Je ne me chercherai pas d’excuses, car je mérite votre colère, mais je vous dirai seulement que mes propres sentiments ont aussi été déçus. Lorsque je vous ai demandé de m’épouser, je pensais que nous convenions l’un à l’autre et que je pourrais vous rendre heureuse. Je n’étais pas riche, mais je possédais assez, selon moi, pour assurer un certain confort, et en pensant que vous étiez du genre à vous satisfaire d’une vie modeste, je vous ai invitée à partager la mienne. Notre intimité grandissante m’a démontré mon erreur. Vos désirs extravagants sont bien au-delà de mes moyens, et vos remarques amères et sarcastiques à propos de ceux de vos amis qui ne sont pas riches m’ont montré que vous convoitiez une vie de luxe.

J’ajouterais, puisque vous me demandez d’être franc, que vous m’avez souvent peiné par votre tempérament inégal et maussade, si bien que j’entrevois une vie plutôt malheureuse pour nous deux après ce mariage.

Je sais que l’honneur me lie à vous, et je ne vous demanderai pas de me libérer de ma promesse si vous ne le souhaitez pas, en revanche je vous demanderai respectueusement, si jamais nous nous marions, de ne pas questionner les raisons de ma froideur, car je vous les ai données.

Remettant notre engagement entièrement entre vos mais, je reste, à jamais, votre

Henry Hendricks.

6 « J'aime »
Résumé

Wesh la michetonneuse !

Une lettre en demi-teinte finalement, qui cache derrière ce délicat équilibre entre sincérité et tact, une forme de couardise, en ce que l’auteur laisse à sa promise la responsabilité de décider seule de la destinée de leur relation. « Je ne vous aime plus, et il est inimaginable que je puisse être amené à vous aimer à nouveau, mais si je puis formuler une dernière requête, j’apprécierais que vous fussiez la seule à endosser le déshonneur de rompre nos serments. »

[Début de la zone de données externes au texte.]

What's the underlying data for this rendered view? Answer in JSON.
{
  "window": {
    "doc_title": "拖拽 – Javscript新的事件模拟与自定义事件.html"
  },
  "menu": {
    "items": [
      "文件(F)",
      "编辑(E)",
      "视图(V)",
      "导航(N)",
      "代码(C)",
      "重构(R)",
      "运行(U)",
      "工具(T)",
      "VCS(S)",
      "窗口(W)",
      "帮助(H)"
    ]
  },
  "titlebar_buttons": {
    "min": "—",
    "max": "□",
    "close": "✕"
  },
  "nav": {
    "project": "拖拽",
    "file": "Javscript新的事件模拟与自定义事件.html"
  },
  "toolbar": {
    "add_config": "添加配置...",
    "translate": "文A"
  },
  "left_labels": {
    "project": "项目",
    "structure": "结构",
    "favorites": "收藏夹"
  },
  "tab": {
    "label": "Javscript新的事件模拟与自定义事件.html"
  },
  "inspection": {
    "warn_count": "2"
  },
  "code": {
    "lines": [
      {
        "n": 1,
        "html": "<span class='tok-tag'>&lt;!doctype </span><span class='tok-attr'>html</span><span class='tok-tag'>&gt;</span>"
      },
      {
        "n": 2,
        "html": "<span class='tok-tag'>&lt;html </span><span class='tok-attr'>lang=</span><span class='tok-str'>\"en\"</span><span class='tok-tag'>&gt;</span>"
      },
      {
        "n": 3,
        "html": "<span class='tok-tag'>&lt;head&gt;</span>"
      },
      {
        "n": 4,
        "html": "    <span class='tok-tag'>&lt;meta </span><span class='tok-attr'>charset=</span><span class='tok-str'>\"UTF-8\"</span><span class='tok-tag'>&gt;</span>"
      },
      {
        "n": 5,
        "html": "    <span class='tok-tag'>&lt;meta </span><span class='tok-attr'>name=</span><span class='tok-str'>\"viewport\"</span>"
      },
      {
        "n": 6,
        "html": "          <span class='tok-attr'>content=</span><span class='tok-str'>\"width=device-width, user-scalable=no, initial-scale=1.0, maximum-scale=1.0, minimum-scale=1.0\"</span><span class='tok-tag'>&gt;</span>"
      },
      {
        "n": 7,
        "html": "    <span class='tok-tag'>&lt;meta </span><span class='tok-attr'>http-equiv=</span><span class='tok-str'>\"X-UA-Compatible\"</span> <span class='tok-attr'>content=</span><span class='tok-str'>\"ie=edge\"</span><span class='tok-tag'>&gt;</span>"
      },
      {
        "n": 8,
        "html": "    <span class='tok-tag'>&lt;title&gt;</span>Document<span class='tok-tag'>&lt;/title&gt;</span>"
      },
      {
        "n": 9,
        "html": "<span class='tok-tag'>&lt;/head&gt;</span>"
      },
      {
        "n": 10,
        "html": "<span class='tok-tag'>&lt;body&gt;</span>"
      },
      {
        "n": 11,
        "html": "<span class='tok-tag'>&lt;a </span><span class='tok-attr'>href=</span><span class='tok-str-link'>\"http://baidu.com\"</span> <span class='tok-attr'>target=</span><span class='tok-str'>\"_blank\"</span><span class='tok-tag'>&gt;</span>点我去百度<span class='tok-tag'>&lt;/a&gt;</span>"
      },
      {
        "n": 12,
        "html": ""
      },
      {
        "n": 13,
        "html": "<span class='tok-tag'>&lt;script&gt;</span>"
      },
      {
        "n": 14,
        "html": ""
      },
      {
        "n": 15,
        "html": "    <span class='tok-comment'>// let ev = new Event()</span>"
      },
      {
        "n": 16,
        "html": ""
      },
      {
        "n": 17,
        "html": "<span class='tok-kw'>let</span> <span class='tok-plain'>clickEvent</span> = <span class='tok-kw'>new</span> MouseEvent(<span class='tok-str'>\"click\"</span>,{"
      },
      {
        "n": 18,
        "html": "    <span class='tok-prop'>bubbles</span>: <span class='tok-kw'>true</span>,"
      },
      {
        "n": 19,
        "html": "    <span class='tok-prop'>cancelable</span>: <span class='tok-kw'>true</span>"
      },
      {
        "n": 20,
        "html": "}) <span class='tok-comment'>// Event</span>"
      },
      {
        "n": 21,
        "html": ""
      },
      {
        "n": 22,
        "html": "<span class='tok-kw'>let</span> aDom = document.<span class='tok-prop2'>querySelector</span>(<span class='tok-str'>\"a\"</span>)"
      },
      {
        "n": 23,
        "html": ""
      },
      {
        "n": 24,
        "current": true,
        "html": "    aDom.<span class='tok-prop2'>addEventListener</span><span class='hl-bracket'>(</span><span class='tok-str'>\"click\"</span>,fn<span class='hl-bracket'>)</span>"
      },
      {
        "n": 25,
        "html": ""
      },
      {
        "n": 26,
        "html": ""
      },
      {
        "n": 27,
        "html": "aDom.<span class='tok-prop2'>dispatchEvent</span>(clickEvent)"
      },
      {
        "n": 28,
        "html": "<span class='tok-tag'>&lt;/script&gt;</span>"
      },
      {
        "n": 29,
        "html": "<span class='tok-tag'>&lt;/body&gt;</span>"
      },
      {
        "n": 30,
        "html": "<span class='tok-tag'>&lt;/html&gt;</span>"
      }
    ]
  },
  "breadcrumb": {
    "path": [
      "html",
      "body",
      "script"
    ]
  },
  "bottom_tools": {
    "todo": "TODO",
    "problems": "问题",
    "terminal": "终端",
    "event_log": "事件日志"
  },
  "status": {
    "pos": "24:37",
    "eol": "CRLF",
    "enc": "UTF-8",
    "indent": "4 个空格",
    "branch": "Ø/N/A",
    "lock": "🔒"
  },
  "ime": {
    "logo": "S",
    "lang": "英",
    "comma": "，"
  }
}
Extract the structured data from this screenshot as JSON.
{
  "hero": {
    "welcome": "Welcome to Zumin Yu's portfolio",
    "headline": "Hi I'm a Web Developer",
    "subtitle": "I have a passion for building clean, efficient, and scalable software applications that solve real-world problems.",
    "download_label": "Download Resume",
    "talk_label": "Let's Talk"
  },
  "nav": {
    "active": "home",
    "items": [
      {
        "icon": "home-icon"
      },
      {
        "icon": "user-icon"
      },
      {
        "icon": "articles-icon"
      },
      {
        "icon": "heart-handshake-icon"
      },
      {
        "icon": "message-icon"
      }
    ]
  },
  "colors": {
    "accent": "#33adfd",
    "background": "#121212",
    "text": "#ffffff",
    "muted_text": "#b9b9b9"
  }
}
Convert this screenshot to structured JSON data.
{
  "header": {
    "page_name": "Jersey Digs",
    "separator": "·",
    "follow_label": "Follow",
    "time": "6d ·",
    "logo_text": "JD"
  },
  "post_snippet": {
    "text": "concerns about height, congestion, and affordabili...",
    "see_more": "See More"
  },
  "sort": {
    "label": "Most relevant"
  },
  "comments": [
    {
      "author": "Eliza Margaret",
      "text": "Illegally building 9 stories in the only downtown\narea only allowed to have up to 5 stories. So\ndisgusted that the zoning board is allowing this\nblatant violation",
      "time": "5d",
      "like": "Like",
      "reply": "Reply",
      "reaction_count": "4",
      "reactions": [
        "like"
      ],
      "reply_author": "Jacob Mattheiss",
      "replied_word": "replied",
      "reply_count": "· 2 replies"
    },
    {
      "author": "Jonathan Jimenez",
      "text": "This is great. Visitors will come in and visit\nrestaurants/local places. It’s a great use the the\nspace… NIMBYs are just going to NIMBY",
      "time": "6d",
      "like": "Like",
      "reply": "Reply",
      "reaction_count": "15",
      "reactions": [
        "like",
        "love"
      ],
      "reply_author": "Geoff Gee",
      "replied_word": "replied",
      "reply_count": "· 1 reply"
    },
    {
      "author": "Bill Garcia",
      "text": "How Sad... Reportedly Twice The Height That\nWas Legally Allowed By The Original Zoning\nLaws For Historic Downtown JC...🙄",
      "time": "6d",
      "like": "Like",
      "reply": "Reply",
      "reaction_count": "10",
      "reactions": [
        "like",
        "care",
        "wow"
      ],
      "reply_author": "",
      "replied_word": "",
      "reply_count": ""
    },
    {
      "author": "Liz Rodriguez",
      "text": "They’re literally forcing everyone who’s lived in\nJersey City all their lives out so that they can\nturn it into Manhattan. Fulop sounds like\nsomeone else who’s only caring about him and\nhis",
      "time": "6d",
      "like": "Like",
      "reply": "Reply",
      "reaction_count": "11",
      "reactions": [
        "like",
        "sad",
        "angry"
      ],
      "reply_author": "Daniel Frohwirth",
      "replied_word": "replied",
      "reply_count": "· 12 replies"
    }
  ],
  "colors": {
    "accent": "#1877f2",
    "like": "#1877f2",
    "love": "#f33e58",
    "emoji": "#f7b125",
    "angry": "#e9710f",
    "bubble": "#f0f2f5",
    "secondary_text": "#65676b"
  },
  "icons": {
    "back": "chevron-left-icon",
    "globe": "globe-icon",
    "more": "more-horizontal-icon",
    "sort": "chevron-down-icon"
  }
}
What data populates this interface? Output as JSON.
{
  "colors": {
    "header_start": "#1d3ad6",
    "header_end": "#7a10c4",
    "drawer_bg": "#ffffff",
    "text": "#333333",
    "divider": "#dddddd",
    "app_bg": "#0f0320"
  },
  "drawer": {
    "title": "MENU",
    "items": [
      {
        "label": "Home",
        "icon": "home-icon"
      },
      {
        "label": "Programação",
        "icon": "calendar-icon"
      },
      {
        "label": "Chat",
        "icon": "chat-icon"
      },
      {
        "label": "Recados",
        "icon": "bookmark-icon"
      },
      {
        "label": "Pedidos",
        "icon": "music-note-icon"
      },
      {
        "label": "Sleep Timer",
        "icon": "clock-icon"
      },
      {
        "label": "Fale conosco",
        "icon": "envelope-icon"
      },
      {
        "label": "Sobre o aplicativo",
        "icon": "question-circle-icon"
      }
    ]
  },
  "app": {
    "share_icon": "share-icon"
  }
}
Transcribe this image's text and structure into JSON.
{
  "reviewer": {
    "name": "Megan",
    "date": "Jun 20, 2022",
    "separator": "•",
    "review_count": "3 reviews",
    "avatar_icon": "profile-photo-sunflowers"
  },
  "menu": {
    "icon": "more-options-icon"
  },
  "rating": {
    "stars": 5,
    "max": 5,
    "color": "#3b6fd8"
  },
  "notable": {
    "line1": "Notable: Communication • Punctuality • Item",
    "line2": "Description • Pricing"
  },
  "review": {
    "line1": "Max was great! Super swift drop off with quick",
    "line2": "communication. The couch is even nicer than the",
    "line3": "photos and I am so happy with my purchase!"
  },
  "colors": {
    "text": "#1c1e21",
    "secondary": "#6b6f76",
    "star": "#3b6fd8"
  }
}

Douze ans auparavant, Gustave Flaubert s’était montré bien moins attentif lorsque le temps de briser l’amourette qui le liait à Louise Collet lui sembla être venu :

Madame,

J’ai appris que vous vous étiez donné la peine de venir, hier, dans la soirée, trois fois chez moi.

Je n’y étais pas ; et, dans la crainte des avanies qu’une telle persistance de votre part pourrait vous attirer de la mienne, le savoir-vivre m’engage à vous prévenir : que je n’y serai jamais.

J’ai l’honneur de vous saluer

Fl.

Libre à chacun de juger de la goujaterie ou non de cet homme. L’intéressée lui attribua en retour les qualificatifs de lâche, de couard et de canaille. Toujours est-il que lorsqu’il dût faire écrire par son personnage de Rodolphe (personnage qui était à ses yeux un symbole de médiocrité), une lettre de rupture destinée à Emma Bovary, il se montra bien plus prolixe, à défaut d’être moins répugnant.

5 « J'aime »

C’est pas mal d’éclairer les lanternes des ignorants coincés au XXe et XXIe siècle :stuck_out_tongue:

Plus sérieusement, j’aime beaucoup la tournure de ces lettres (oui, la dernière est tragique…) et pour celle proposée sur le forum, c’est spécialement gratiné. D’accord avec Anthaus, tant de soin apporté dans les mots choisis pour signifier à Miss Davenport que son caractère ne convient pas à son futur époux et que, si d’aventure elle choisissait néanmoins de ne pas le libérer de sa promesse, la dulcinée superficielle assumerait les conséquences d’une union malheureuse…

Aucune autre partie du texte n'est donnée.